An Exercise to Move from Problems to Research
Moving from problems to research projects
- SUBGROUP COMPARISONS:
- How do apartment dwellers differ from homeowners in the sports they watch and pay for?
- How do traffic patterns in our web site differ from those who click through different categories of news articles?
- Which policing methods are most effective in lowering property crime in our city?
- PREDICTIVE MODELS:
- What are the purchasing patterns that indicate that a female customer is probably pregnant?
- What variables measured by the sensors inside this machine predict when it is at high risk of malfunctioning?
- How much more likely is a customer to default on the loan he/she holds with us if a new charge appears on his/her credit report?
- What factors indicate a high risk that a high-value customer may move to a competitor?
- SENTIMENT ANALYSES:
- Is employee morale adversely impacted by the new overtime pay and new healthcare copayment regulations which reduced benefits to employees?
- How is sentiment toward our brand evolving in response to our cooperation with Hurricane Katrina relief efforts?
- Is our proactive, Twitter based approach to dealing with our recent recall helping control damage from our recent public relations fiasco?
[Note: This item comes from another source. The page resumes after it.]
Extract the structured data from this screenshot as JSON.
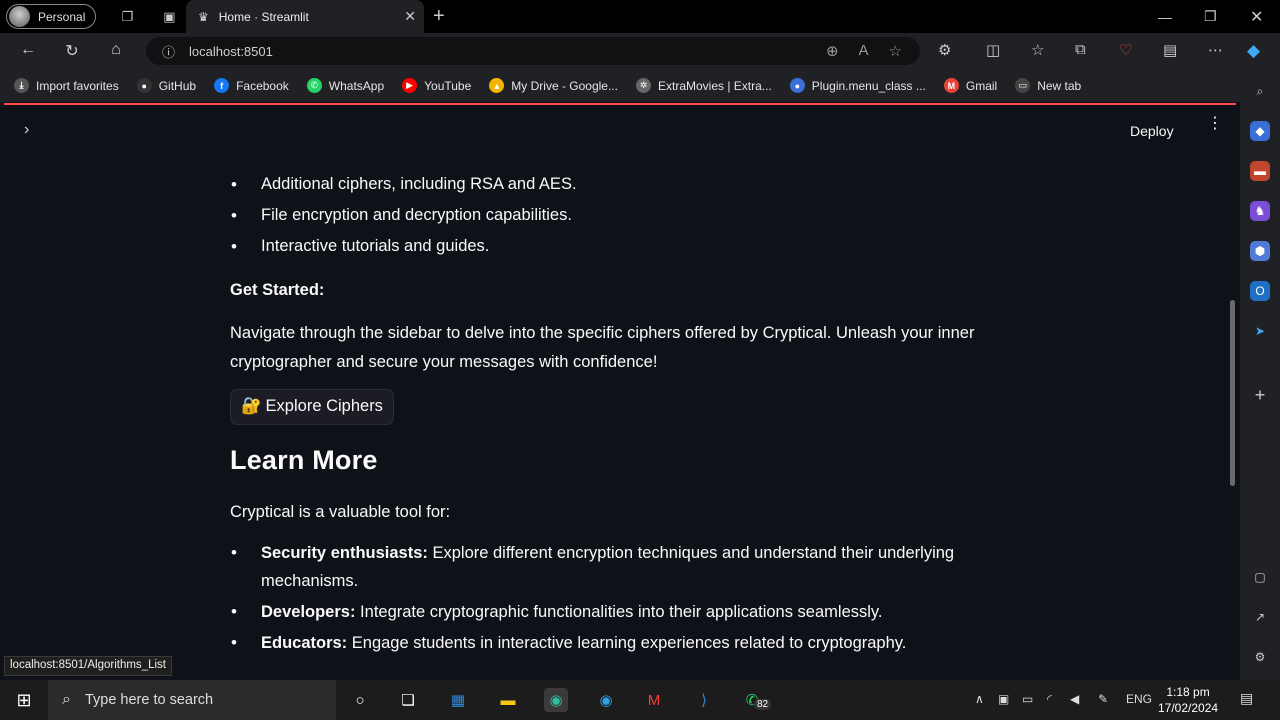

- COMPLEX MULTIVARIATE ANALYSES:
- How could our firm route our aircraft taking into account travel patterns, weather, customer demand, and competition’s routing?
- What factors should play a role in my trading for stocks algorithm, and how should I weight them?
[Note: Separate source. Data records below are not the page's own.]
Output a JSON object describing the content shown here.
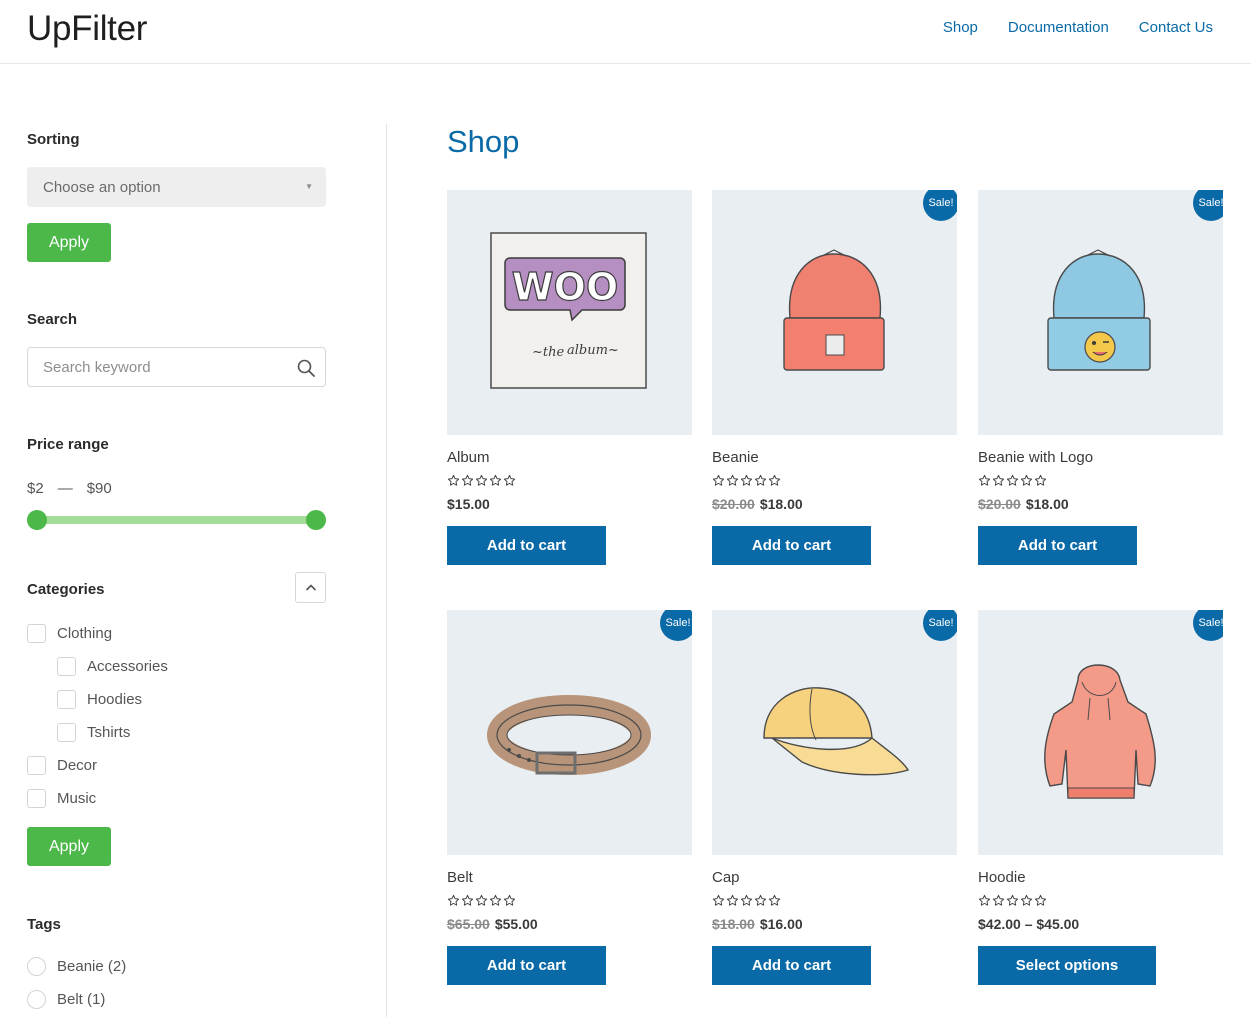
{
  "header": {
    "logo": "UpFilter",
    "nav": [
      "Shop",
      "Documentation",
      "Contact Us"
    ]
  },
  "sidebar": {
    "sorting": {
      "title": "Sorting",
      "selected": "Choose an option",
      "apply_label": "Apply"
    },
    "search": {
      "title": "Search",
      "placeholder": "Search keyword"
    },
    "price": {
      "title": "Price range",
      "min_label": "$2",
      "separator": "—",
      "max_label": "$90",
      "range_min": 2,
      "range_max": 90,
      "selected_min": 2,
      "selected_max": 90
    },
    "categories": {
      "title": "Categories",
      "items": [
        {
          "label": "Clothing",
          "level": 0
        },
        {
          "label": "Accessories",
          "level": 1
        },
        {
          "label": "Hoodies",
          "level": 1
        },
        {
          "label": "Tshirts",
          "level": 1
        },
        {
          "label": "Decor",
          "level": 0
        },
        {
          "label": "Music",
          "level": 0
        }
      ],
      "apply_label": "Apply"
    },
    "tags": {
      "title": "Tags",
      "items": [
        "Beanie (2)",
        "Belt (1)"
      ]
    }
  },
  "main": {
    "title": "Shop",
    "sale_label": "Sale!",
    "products": [
      {
        "name": "Album",
        "old_price": "",
        "price": "$15.00",
        "button": "Add to cart",
        "sale": false,
        "image": "album-icon"
      },
      {
        "name": "Beanie",
        "old_price": "$20.00",
        "price": "$18.00",
        "button": "Add to cart",
        "sale": true,
        "image": "beanie-icon"
      },
      {
        "name": "Beanie with Logo",
        "old_price": "$20.00",
        "price": "$18.00",
        "button": "Add to cart",
        "sale": true,
        "image": "beanie-logo-icon"
      },
      {
        "name": "Belt",
        "old_price": "$65.00",
        "price": "$55.00",
        "button": "Add to cart",
        "sale": true,
        "image": "belt-icon"
      },
      {
        "name": "Cap",
        "old_price": "$18.00",
        "price": "$16.00",
        "button": "Add to cart",
        "sale": true,
        "image": "cap-icon"
      },
      {
        "name": "Hoodie",
        "old_price": "",
        "price": "$42.00 – $45.00",
        "button": "Select options",
        "sale": true,
        "image": "hoodie-icon"
      }
    ]
  },
  "colors": {
    "brand_blue": "#0a6aa7",
    "apply_green": "#4cb849",
    "slider_track": "#a4dc9a"
  }
}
- What factors should I consider in hiring the new CEO to turnaround this declining firm?
Now move from the problem statement to a conceptual frame that becomes your research model.
ASSIGNMENT: Pick one of the several suggested pathways, and then think of a real-life problem and develop a research project idea. Submit 1-page research idea statement with a specification of the problem and research analyses that will be conducted.